Live Nation et Ticketmaster reconnus coupables de monopole anticoncurrentiel
Un jury fédéral à Manhattan rend un verdict antitrust historique contre les géants du spectacle vivant.
Résumé de l’affaire
- Un jury fédéral à New York a conclu que Live Nation et Ticketmaster détenaient un monopole préjudiciable sur les grandes salles de concert.
- Ce verdict fait suite à un procès antitrust très médiatisé, intenté par des dizaines d’États américains et le District of Columbia.
- Cette décision pourrait coûter au conglomérat du divertissement des centaines de millions de dollars de dommages et intérêts et, potentiellement, l’obliger à se séparer de certaines salles qu’il possède.

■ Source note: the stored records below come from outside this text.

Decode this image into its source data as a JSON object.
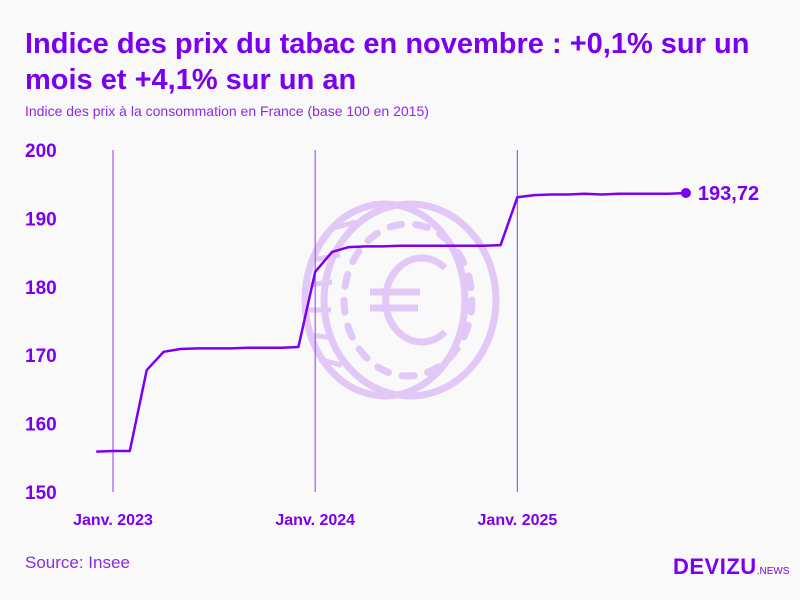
{
  "title": "Indice des prix du tabac en novembre : +0,1% sur un mois et +4,1% sur un an",
  "subtitle": "Indice des prix à la consommation en France (base 100 en 2015)",
  "source": "Source: Insee",
  "logo": {
    "main": "DEVIZU",
    "suffix": ".NEWS"
  },
  "colors": {
    "line": "#7b00f0",
    "gridline": "#a855f7",
    "watermark": "#e2c8f7"
  },
  "watermark_icon": "euro-coin-icon",
  "chart_data": {
    "type": "line",
    "title": "Indice des prix du tabac en novembre : +0,1% sur un mois et +4,1% sur un an",
    "ylim": [
      150,
      200
    ],
    "yticks": [
      "150",
      "160",
      "170",
      "180",
      "190",
      "200"
    ],
    "xticks": [
      {
        "date": "2023-01",
        "label": "Janv. 2023"
      },
      {
        "date": "2024-01",
        "label": "Janv. 2024"
      },
      {
        "date": "2025-01",
        "label": "Janv. 2025"
      }
    ],
    "end_label": "193,72",
    "grid": "vertical at January ticks",
    "x": [
      "2022-12",
      "2023-01",
      "2023-02",
      "2023-03",
      "2023-04",
      "2023-05",
      "2023-06",
      "2023-07",
      "2023-08",
      "2023-09",
      "2023-10",
      "2023-11",
      "2023-12",
      "2024-01",
      "2024-02",
      "2024-03",
      "2024-04",
      "2024-05",
      "2024-06",
      "2024-07",
      "2024-08",
      "2024-09",
      "2024-10",
      "2024-11",
      "2024-12",
      "2025-01",
      "2025-02",
      "2025-03",
      "2025-04",
      "2025-05",
      "2025-06",
      "2025-07",
      "2025-08",
      "2025-09",
      "2025-10",
      "2025-11"
    ],
    "values": [
      155.9,
      156.0,
      156.0,
      167.8,
      170.5,
      170.9,
      171.0,
      171.0,
      171.0,
      171.1,
      171.1,
      171.1,
      171.2,
      182.2,
      185.1,
      185.8,
      185.9,
      185.9,
      186.0,
      186.0,
      186.0,
      186.0,
      186.0,
      186.0,
      186.1,
      193.1,
      193.4,
      193.5,
      193.5,
      193.6,
      193.5,
      193.6,
      193.6,
      193.6,
      193.6,
      193.72
    ]
  }
}
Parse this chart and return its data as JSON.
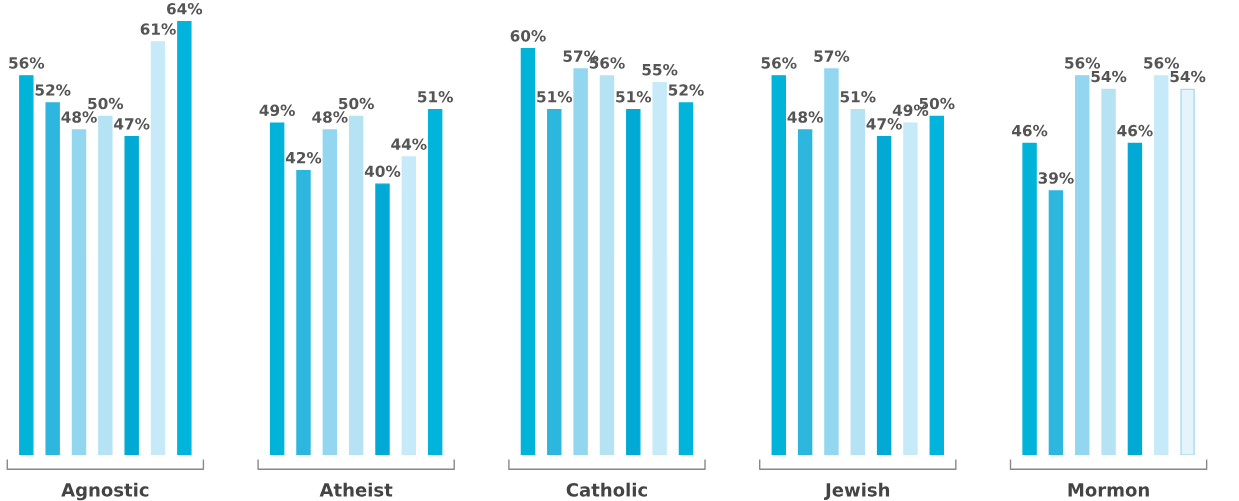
{
  "chart_data": {
    "type": "bar",
    "categories": [
      "Agnostic",
      "Atheist",
      "Catholic",
      "Jewish",
      "Mormon"
    ],
    "series": [
      {
        "color": "#00b3d9",
        "values": [
          56,
          49,
          60,
          56,
          46
        ],
        "value_labels": [
          "56%",
          "49%",
          "60%",
          "56%",
          "46%"
        ]
      },
      {
        "color": "#2db6de",
        "values": [
          52,
          42,
          51,
          48,
          39
        ],
        "value_labels": [
          "52%",
          "42%",
          "51%",
          "48%",
          "39%"
        ]
      },
      {
        "color": "#92d7ef",
        "values": [
          48,
          48,
          57,
          57,
          56
        ],
        "value_labels": [
          "48%",
          "48%",
          "57%",
          "57%",
          "56%"
        ]
      },
      {
        "color": "#b5e3f4",
        "values": [
          50,
          50,
          56,
          51,
          54
        ],
        "value_labels": [
          "50%",
          "50%",
          "56%",
          "51%",
          "54%"
        ]
      },
      {
        "color": "#00aad5",
        "values": [
          47,
          40,
          51,
          47,
          46
        ],
        "value_labels": [
          "47%",
          "40%",
          "51%",
          "47%",
          "46%"
        ]
      },
      {
        "color": "#c6eaf7",
        "values": [
          61,
          44,
          55,
          49,
          56
        ],
        "value_labels": [
          "61%",
          "44%",
          "55%",
          "49%",
          "56%"
        ]
      },
      {
        "colors": [
          "#00b4dc",
          "#00b4dc",
          "#00b4dc",
          "#00b4dc",
          "#e4f4fa"
        ],
        "values": [
          64,
          51,
          52,
          50,
          54
        ],
        "value_labels": [
          "64%",
          "51%",
          "52%",
          "50%",
          "54%"
        ]
      }
    ],
    "grid": false,
    "legend": false
  }
}
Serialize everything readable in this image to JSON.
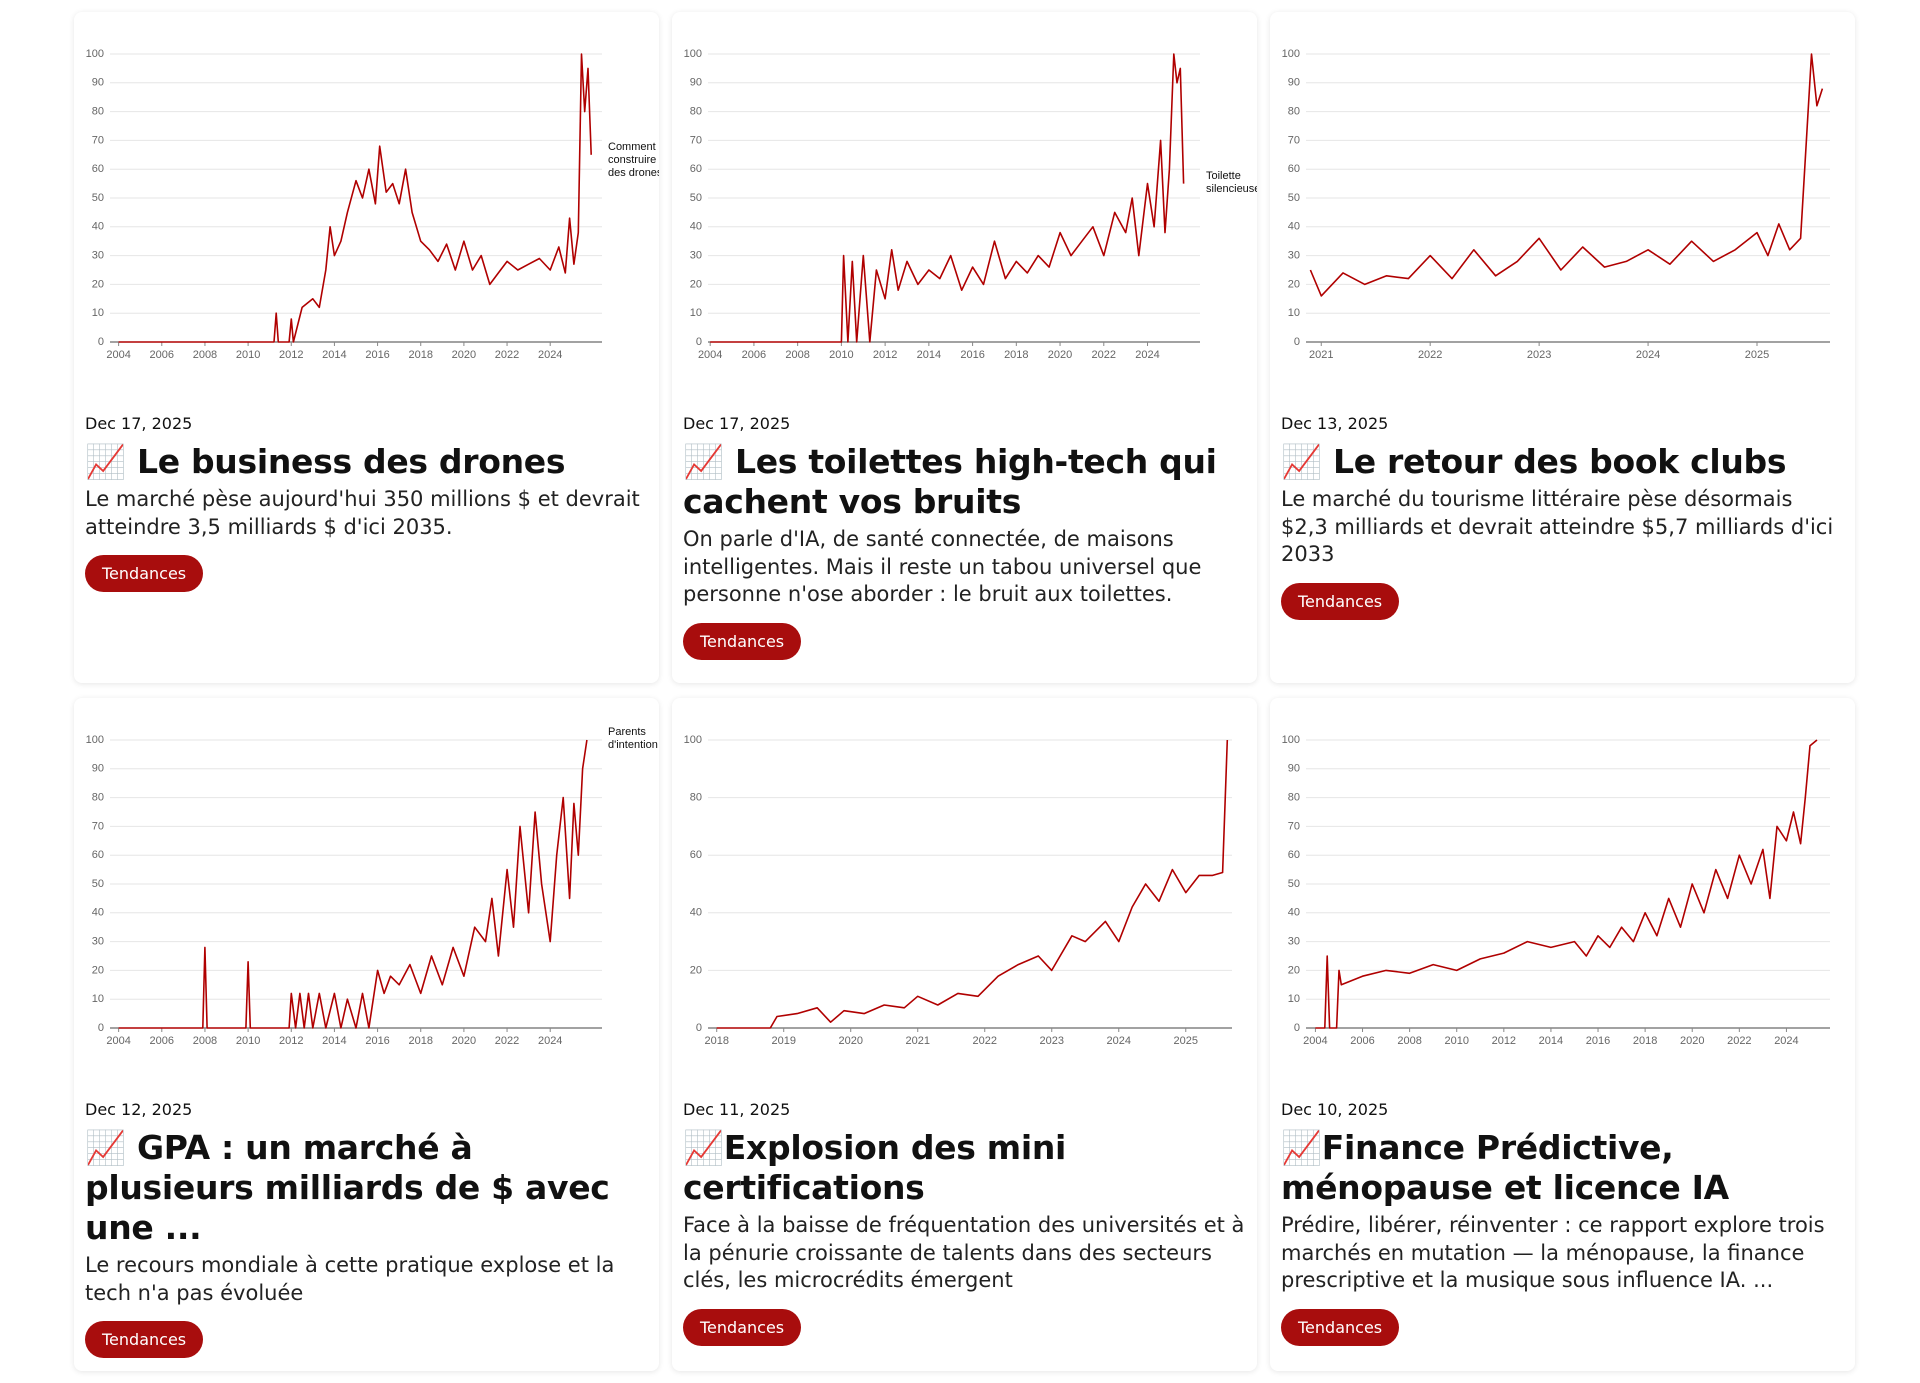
{
  "cards": [
    {
      "date": "Dec 17, 2025",
      "title": "📈 Le business des drones",
      "excerpt": "Le marché pèse aujourd'hui 350 millions $ et devrait atteindre 3,5 milliards $ d'ici 2035.",
      "tag": "Tendances",
      "chart": {
        "type": "line",
        "color": "#b00000",
        "annotation": "Comment construire des drones",
        "xlim": [
          2003.6,
          2026.4
        ],
        "ylim": [
          0,
          100
        ],
        "xticks": [
          2004,
          2006,
          2008,
          2010,
          2012,
          2014,
          2016,
          2018,
          2020,
          2022,
          2024
        ],
        "yticks": [
          0,
          10,
          20,
          30,
          40,
          50,
          60,
          70,
          80,
          90,
          100
        ],
        "x": [
          2004,
          2011.2,
          2011.3,
          2011.4,
          2011.9,
          2012,
          2012.1,
          2012.5,
          2013,
          2013.3,
          2013.6,
          2013.8,
          2014,
          2014.3,
          2014.6,
          2015,
          2015.3,
          2015.6,
          2015.9,
          2016.1,
          2016.4,
          2016.7,
          2017,
          2017.3,
          2017.6,
          2018,
          2018.4,
          2018.8,
          2019.2,
          2019.6,
          2020,
          2020.4,
          2020.8,
          2021.2,
          2021.6,
          2022,
          2022.5,
          2023,
          2023.5,
          2024,
          2024.4,
          2024.7,
          2024.9,
          2025.1,
          2025.3,
          2025.45,
          2025.6,
          2025.75,
          2025.9
        ],
        "values": [
          0,
          0,
          10,
          0,
          0,
          8,
          0,
          12,
          15,
          12,
          25,
          40,
          30,
          35,
          45,
          56,
          50,
          60,
          48,
          68,
          52,
          55,
          48,
          60,
          45,
          35,
          32,
          28,
          34,
          25,
          35,
          25,
          30,
          20,
          24,
          28,
          25,
          27,
          29,
          25,
          33,
          24,
          43,
          27,
          38,
          100,
          80,
          95,
          65
        ]
      }
    },
    {
      "date": "Dec 17, 2025",
      "title": "📈 Les toilettes high-tech qui cachent vos bruits",
      "excerpt": "On parle d'IA, de santé connectée, de maisons intelligentes. Mais il reste un tabou universel que personne n'ose aborder : le bruit aux toilettes.",
      "tag": "Tendances",
      "chart": {
        "type": "line",
        "color": "#b00000",
        "annotation": "Toilette silencieuse",
        "xlim": [
          2003.9,
          2026.4
        ],
        "ylim": [
          0,
          100
        ],
        "xticks": [
          2004,
          2006,
          2008,
          2010,
          2012,
          2014,
          2016,
          2018,
          2020,
          2022,
          2024
        ],
        "yticks": [
          0,
          10,
          20,
          30,
          40,
          50,
          60,
          70,
          80,
          90,
          100
        ],
        "x": [
          2004,
          2010,
          2010.1,
          2010.3,
          2010.5,
          2010.7,
          2011,
          2011.3,
          2011.6,
          2012,
          2012.3,
          2012.6,
          2013,
          2013.5,
          2014,
          2014.5,
          2015,
          2015.5,
          2016,
          2016.5,
          2017,
          2017.5,
          2018,
          2018.5,
          2019,
          2019.5,
          2020,
          2020.5,
          2021,
          2021.5,
          2022,
          2022.5,
          2023,
          2023.3,
          2023.6,
          2024,
          2024.3,
          2024.6,
          2024.8,
          2025,
          2025.2,
          2025.35,
          2025.5,
          2025.65
        ],
        "values": [
          0,
          0,
          30,
          0,
          28,
          0,
          30,
          0,
          25,
          15,
          32,
          18,
          28,
          20,
          25,
          22,
          30,
          18,
          26,
          20,
          35,
          22,
          28,
          24,
          30,
          26,
          38,
          30,
          35,
          40,
          30,
          45,
          38,
          50,
          30,
          55,
          40,
          70,
          38,
          60,
          100,
          90,
          95,
          55
        ]
      }
    },
    {
      "date": "Dec 13, 2025",
      "title": "📈 Le retour des book clubs",
      "excerpt": "Le marché du tourisme littéraire pèse désormais $2,3 milliards et devrait atteindre $5,7 milliards d'ici 2033",
      "tag": "Tendances",
      "chart": {
        "type": "line",
        "color": "#b00000",
        "xlim": [
          2020.86,
          2025.67
        ],
        "ylim": [
          0,
          100
        ],
        "xticks": [
          2021,
          2022,
          2023,
          2024,
          2025
        ],
        "yticks": [
          0,
          10,
          20,
          30,
          40,
          50,
          60,
          70,
          80,
          90,
          100
        ],
        "x": [
          2020.9,
          2021,
          2021.2,
          2021.4,
          2021.6,
          2021.8,
          2022,
          2022.2,
          2022.4,
          2022.6,
          2022.8,
          2023,
          2023.2,
          2023.4,
          2023.6,
          2023.8,
          2024,
          2024.2,
          2024.4,
          2024.6,
          2024.8,
          2025,
          2025.1,
          2025.2,
          2025.3,
          2025.4,
          2025.5,
          2025.55,
          2025.6
        ],
        "values": [
          25,
          16,
          24,
          20,
          23,
          22,
          30,
          22,
          32,
          23,
          28,
          36,
          25,
          33,
          26,
          28,
          32,
          27,
          35,
          28,
          32,
          38,
          30,
          41,
          32,
          36,
          100,
          82,
          88
        ]
      }
    },
    {
      "date": "Dec 12, 2025",
      "title": "📈 GPA : un marché à plusieurs milliards de $ avec une ...",
      "excerpt": "Le recours mondiale à cette pratique explose et la tech n'a pas évoluée",
      "tag": "Tendances",
      "chart": {
        "type": "line",
        "color": "#b00000",
        "annotation": "Parents d'intention",
        "xlim": [
          2003.6,
          2026.4
        ],
        "ylim": [
          0,
          100
        ],
        "xticks": [
          2004,
          2006,
          2008,
          2010,
          2012,
          2014,
          2016,
          2018,
          2020,
          2022,
          2024
        ],
        "yticks": [
          0,
          10,
          20,
          30,
          40,
          50,
          60,
          70,
          80,
          90,
          100
        ],
        "x": [
          2004,
          2007.9,
          2008,
          2008.1,
          2009.9,
          2010,
          2010.1,
          2011.9,
          2012,
          2012.2,
          2012.4,
          2012.6,
          2012.8,
          2013,
          2013.3,
          2013.6,
          2014,
          2014.3,
          2014.6,
          2015,
          2015.3,
          2015.6,
          2016,
          2016.3,
          2016.6,
          2017,
          2017.5,
          2018,
          2018.5,
          2019,
          2019.5,
          2020,
          2020.5,
          2021,
          2021.3,
          2021.6,
          2022,
          2022.3,
          2022.6,
          2023,
          2023.3,
          2023.6,
          2024,
          2024.3,
          2024.6,
          2024.9,
          2025.1,
          2025.3,
          2025.5,
          2025.7
        ],
        "values": [
          0,
          0,
          28,
          0,
          0,
          23,
          0,
          0,
          12,
          0,
          12,
          0,
          12,
          0,
          12,
          0,
          12,
          0,
          10,
          0,
          12,
          0,
          20,
          12,
          18,
          15,
          22,
          12,
          25,
          15,
          28,
          18,
          35,
          30,
          45,
          25,
          55,
          35,
          70,
          40,
          75,
          50,
          30,
          60,
          80,
          45,
          78,
          60,
          90,
          100
        ]
      }
    },
    {
      "date": "Dec 11, 2025",
      "title": "📈Explosion des mini certifications",
      "excerpt": "Face à la baisse de fréquentation des universités et à la pénurie croissante de talents dans des secteurs clés, les microcrédits émergent",
      "tag": "Tendances",
      "chart": {
        "type": "line",
        "color": "#b00000",
        "xlim": [
          2017.87,
          2025.69
        ],
        "ylim": [
          0,
          100
        ],
        "xticks": [
          2018,
          2019,
          2020,
          2021,
          2022,
          2023,
          2024,
          2025
        ],
        "yticks": [
          0,
          20,
          40,
          60,
          80,
          100
        ],
        "x": [
          2018,
          2018.8,
          2018.9,
          2019.2,
          2019.5,
          2019.7,
          2019.9,
          2020.2,
          2020.5,
          2020.8,
          2021,
          2021.3,
          2021.6,
          2021.9,
          2022.2,
          2022.5,
          2022.8,
          2023,
          2023.3,
          2023.5,
          2023.8,
          2024,
          2024.2,
          2024.4,
          2024.6,
          2024.8,
          2025,
          2025.2,
          2025.4,
          2025.55,
          2025.62
        ],
        "values": [
          0,
          0,
          4,
          5,
          7,
          2,
          6,
          5,
          8,
          7,
          11,
          8,
          12,
          11,
          18,
          22,
          25,
          20,
          32,
          30,
          37,
          30,
          42,
          50,
          44,
          55,
          47,
          53,
          53,
          54,
          100
        ]
      }
    },
    {
      "date": "Dec 10, 2025",
      "title": "📈Finance Prédictive, ménopause et licence IA",
      "excerpt": "Prédire, libérer, réinventer : ce rapport explore trois marchés en mutation — la ménopause, la finance prescriptive et la musique sous influence IA. ...",
      "tag": "Tendances",
      "chart": {
        "type": "line",
        "color": "#b00000",
        "xlim": [
          2003.6,
          2025.85
        ],
        "ylim": [
          0,
          100
        ],
        "xticks": [
          2004,
          2006,
          2008,
          2010,
          2012,
          2014,
          2016,
          2018,
          2020,
          2022,
          2024
        ],
        "yticks": [
          0,
          10,
          20,
          30,
          40,
          50,
          60,
          70,
          80,
          90,
          100
        ],
        "x": [
          2004,
          2004.4,
          2004.5,
          2004.6,
          2004.9,
          2005,
          2005.1,
          2006,
          2007,
          2008,
          2009,
          2010,
          2011,
          2012,
          2013,
          2014,
          2015,
          2015.5,
          2016,
          2016.5,
          2017,
          2017.5,
          2018,
          2018.5,
          2019,
          2019.5,
          2020,
          2020.5,
          2021,
          2021.5,
          2022,
          2022.5,
          2023,
          2023.3,
          2023.6,
          2024,
          2024.3,
          2024.6,
          2024.8,
          2025,
          2025.3
        ],
        "values": [
          0,
          0,
          25,
          0,
          0,
          20,
          15,
          18,
          20,
          19,
          22,
          20,
          24,
          26,
          30,
          28,
          30,
          25,
          32,
          28,
          35,
          30,
          40,
          32,
          45,
          35,
          50,
          40,
          55,
          45,
          60,
          50,
          62,
          45,
          70,
          65,
          75,
          64,
          80,
          98,
          100
        ]
      }
    }
  ]
}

Live Nation et sa filiale Ticketmaster ont officiellement perdu un important procès antitrust après qu’un jury fédéral à Manhattan a estimé que les sociétés entretenaient un monopole anticoncurrentiel sur le marché du spectacle vivant.
AP rapporte qu’après quatre jours de délibérations, le jury a clos un procès qui a offert un rare aperçu des coulisses du géant de la billetterie. Intentée par 34 États et le District of Columbia, cette action civile accusait Live Nation de tirer parti de sa taille colossale pour étouffer la concurrence en empêchant les salles de travailler avec des plateformes de billetterie concurrentes. Selon les procureurs des États, le conglomérat contrôlerait aujourd’hui 86 % du marché de la billetterie de concert.
Au cours des audiences, le PDG de Live Nation, Michael Rapino, a témoigné pour défendre les pratiques de l’entreprise, attribuant le désormais célèbre fiasco de la billetterie de la tournée de Taylor Swift en 2022 à une cyberattaque. Cependant, des échanges internes présentés au procès ont révélé que des employés reconnaissaient des stratégies de prix gonflés et se moquaient des consommateurs.
Le jury a estimé que les pratiques anticoncurrentielles de l’entreprise avaient entraîné une surfacturation de 1,72 dollar par billet pour les clients de 22 États. Cette décision historique pourrait contraindre Live Nation à rembourser des centaines de millions de dollars de dommages et intérêts. Alors que Live Nation continue de nier fonctionner en situation de monopole et prévoit de faire appel du verdict, les sanctions que le juge pourrait encore prononcer incluent des amendes colossales ou des restructurations forcées, comme l’obligation de céder certains amphithéâtres et salles dont le groupe est propriétaire.